Manufacturers, installers and advocates of renewable energy facilities received a gift from Congress under the Tax Relief Act. In particular, Section 707 provides for a one-year extension of the grant in lieu of the tax credit allowed for certain expenditures relating to energy property specified under Section 1603 of the American Recovery and Reinvestment Act of 2009 (“ARRA”).
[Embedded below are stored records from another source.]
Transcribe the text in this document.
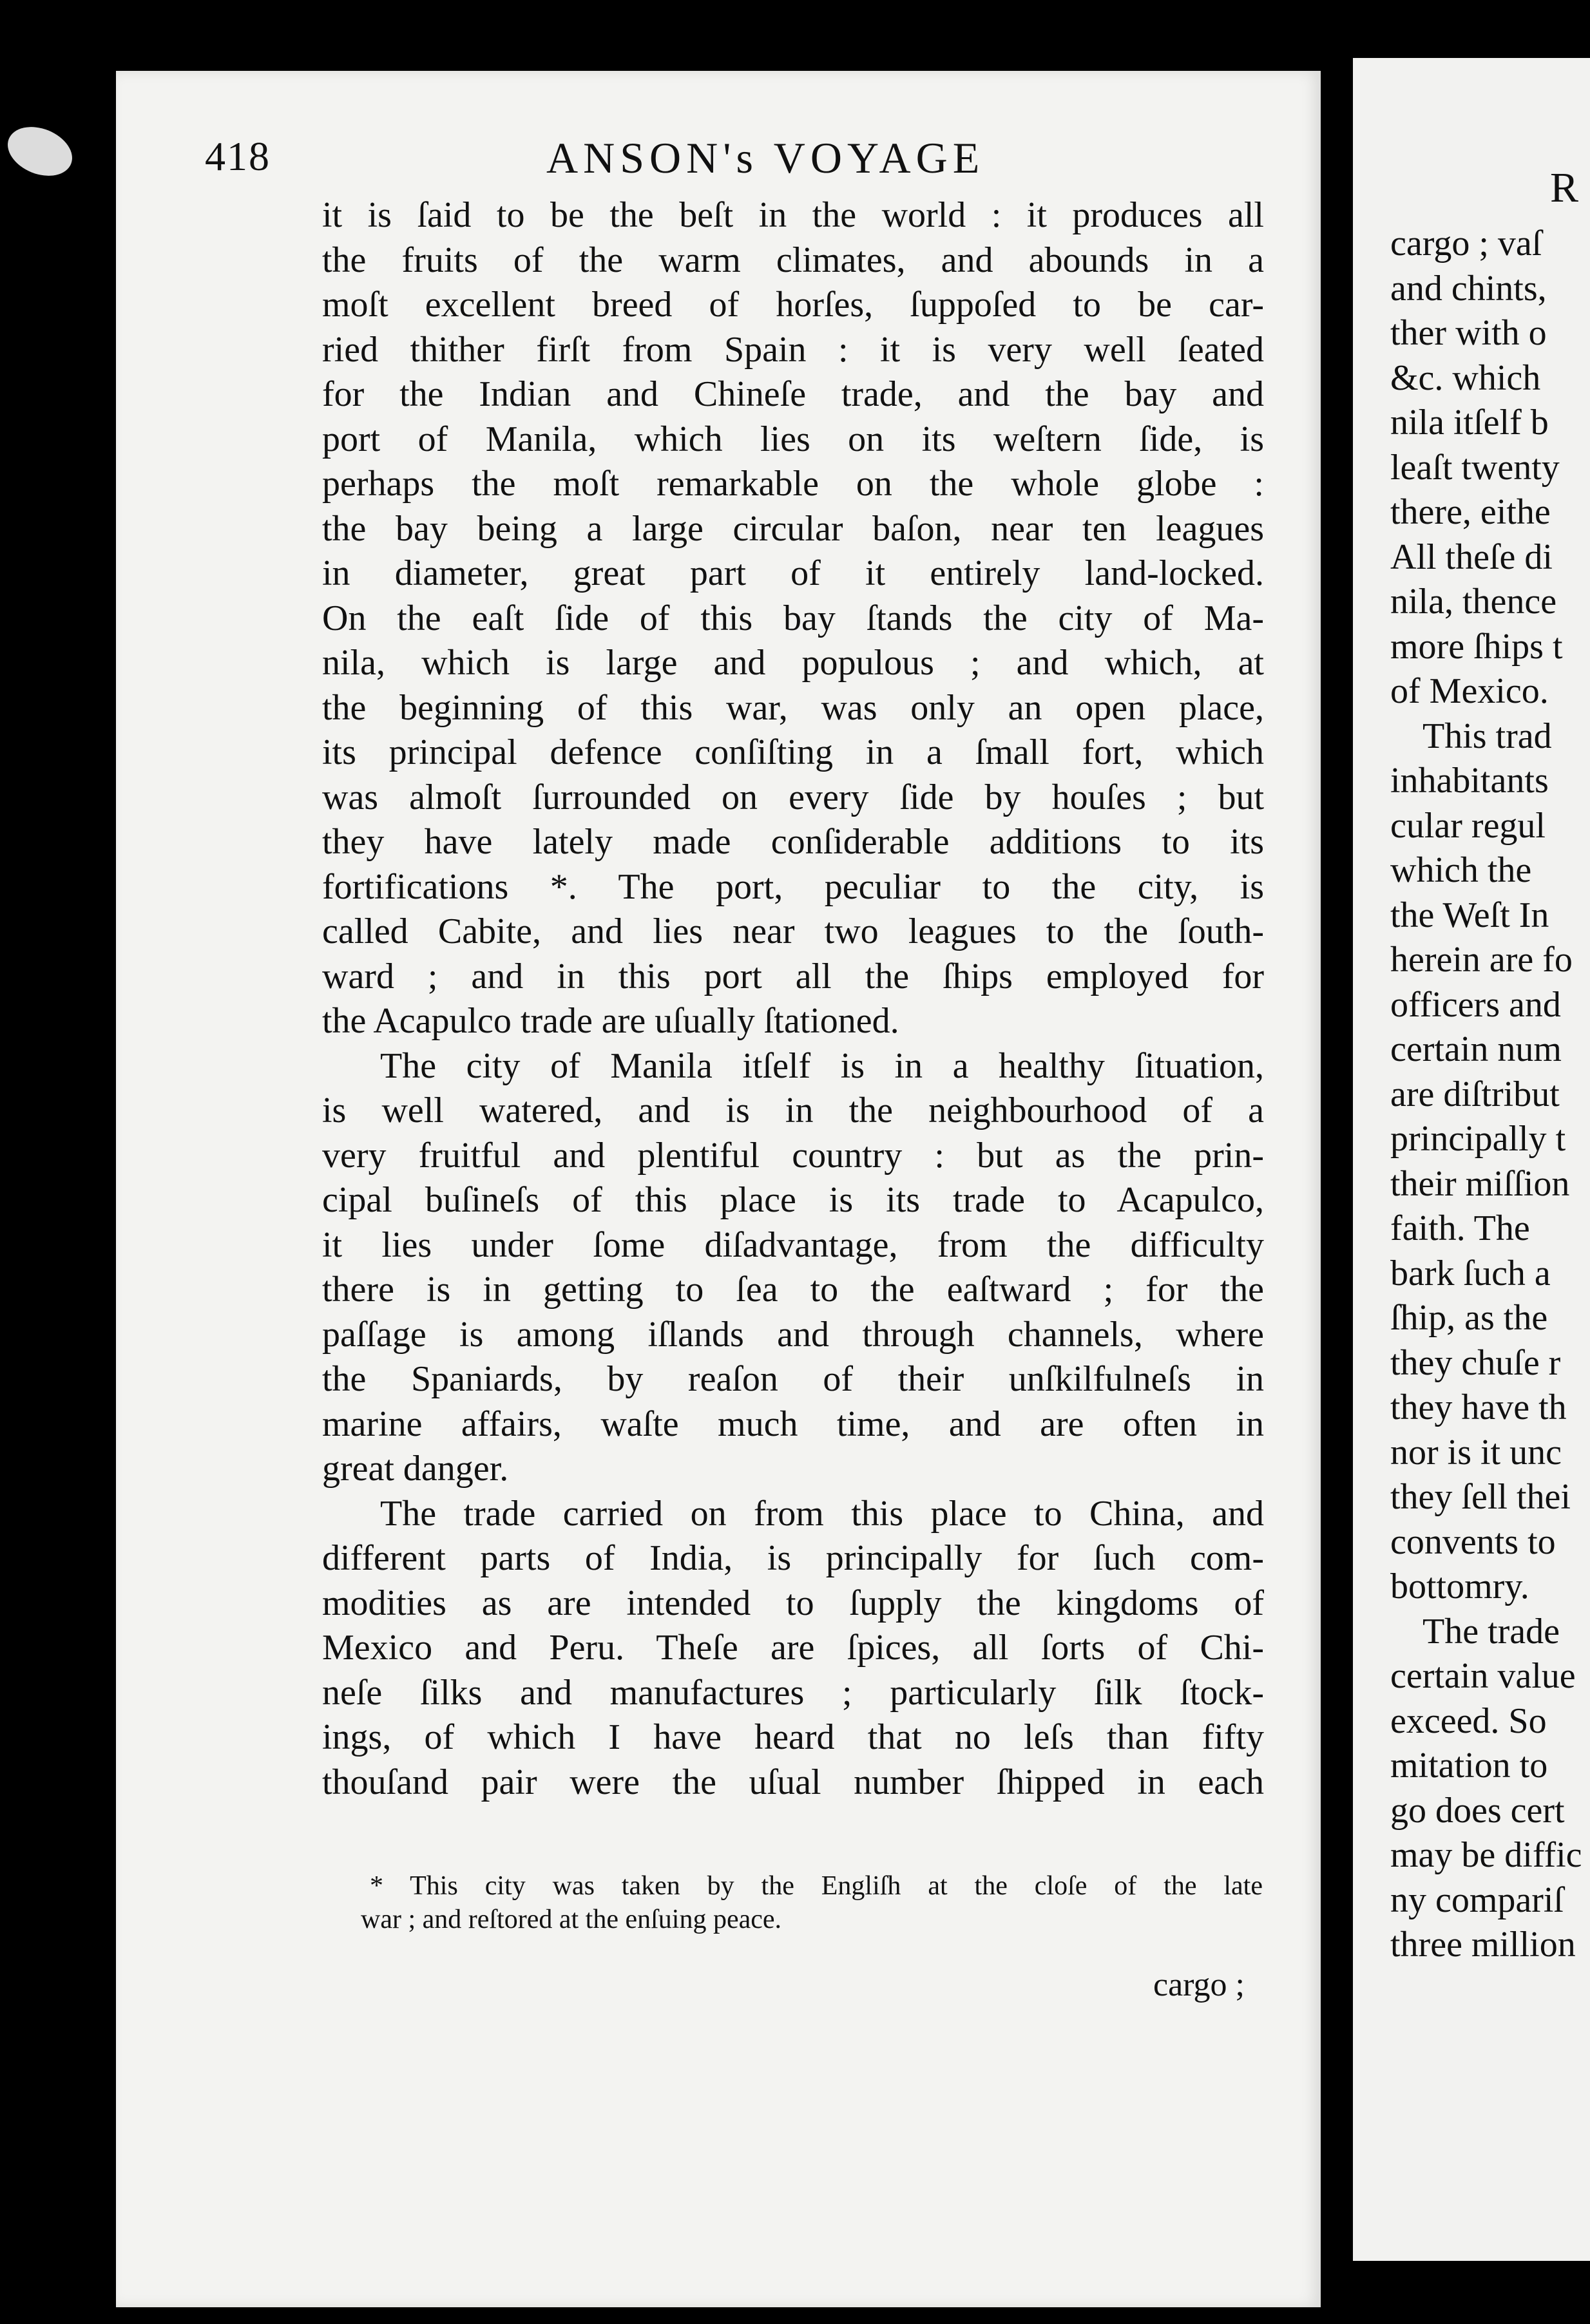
R
cargo ; vaſ
and chints,
ther with o
&c. which
nila itſelf b
leaſt twenty
there, eithe
All theſe di
nila, thence
more ſhips t
of Mexico.
This trad
inhabitants
cular regul
which the
the Weſt In
herein are fo
officers and
certain num
are diſtribut
principally t
their miſſion
faith. The
bark ſuch a
ſhip, as the
they chuſe r
they have th
nor is it unc
they ſell thei
convents to
bottomry.
The trade
certain value
exceed. So
mitation to
go does cert
may be diffic
ny compariſ
three million
418	ANSON's VOYAGE
it is ſaid to be the beſt in the world : it produces all
the fruits of the warm climates, and abounds in a
moſt excellent breed of horſes, ſuppoſed to be car-
ried thither firſt from Spain : it is very well ſeated
for the Indian and Chineſe trade, and the bay and
port of Manila, which lies on its weſtern ſide, is
perhaps the moſt remarkable on the whole globe :
the bay being a large circular baſon, near ten leagues
in diameter, great part of it entirely land-locked.
On the eaſt ſide of this bay ſtands the city of Ma-
nila, which is large and populous ; and which, at
the beginning of this war, was only an open place,
its principal defence conſiſting in a ſmall fort, which
was almoſt ſurrounded on every ſide by houſes ; but
they have lately made conſiderable additions to its
fortifications *. The port, peculiar to the city, is
called Cabite, and lies near two leagues to the ſouth-
ward ; and in this port all the ſhips employed for
the Acapulco trade are uſually ſtationed.
The city of Manila itſelf is in a healthy ſituation,
is well watered, and is in the neighbourhood of a
very fruitful and plentiful country : but as the prin-
cipal buſineſs of this place is its trade to Acapulco,
it lies under ſome diſadvantage, from the difficulty
there is in getting to ſea to the eaſtward ; for the
paſſage is among iſlands and through channels, where
the Spaniards, by reaſon of their unſkilfulneſs in
marine affairs, waſte much time, and are often in
great danger.
The trade carried on from this place to China, and
different parts of India, is principally for ſuch com-
modities as are intended to ſupply the kingdoms of
Mexico and Peru. Theſe are ſpices, all ſorts of Chi-
neſe ſilks and manufactures ; particularly ſilk ſtock-
ings, of which I have heard that no leſs than fifty
thouſand pair were the uſual number ſhipped in each
* This city was taken by the Engliſh at the cloſe of the late
war ; and reſtored at the enſuing peace.
cargo ;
This grant in lieu incentive authorizes taxpayers to make application for a cash grant equal to 30% of the cost of certain “specified energy property,” including “qualified facilities,” “qualified fuel cell property,” “solar property” and “qualified small wind energy property,” as such terms are defined in Section 48 of the Internal Revenue Code (26 U.S.C. § 48) or a grant of 10% in the case of all other specified energy property.

 

As a result of the Tax Relief Act, this grant in lieu program will now be available to interested taxpayers who place their specified energy property in service during 2011, or even after 2011 provided that the taxpayer shall place such property in service before the credit termination date (which, in the case of specified energy property described in Section 48 of the IRC, is January 1, 2017), and shall have started construction during 2009, 2010 or 2011. Applicants will also have additional time to submit grant applications, being that the Tax Relief Act extended the applicable deadline by one year from October 1, 2011, to October 1, 2012. After that date, the Secretary of the U.S. Department of the Treasury shall not process or consider any grant application for payment.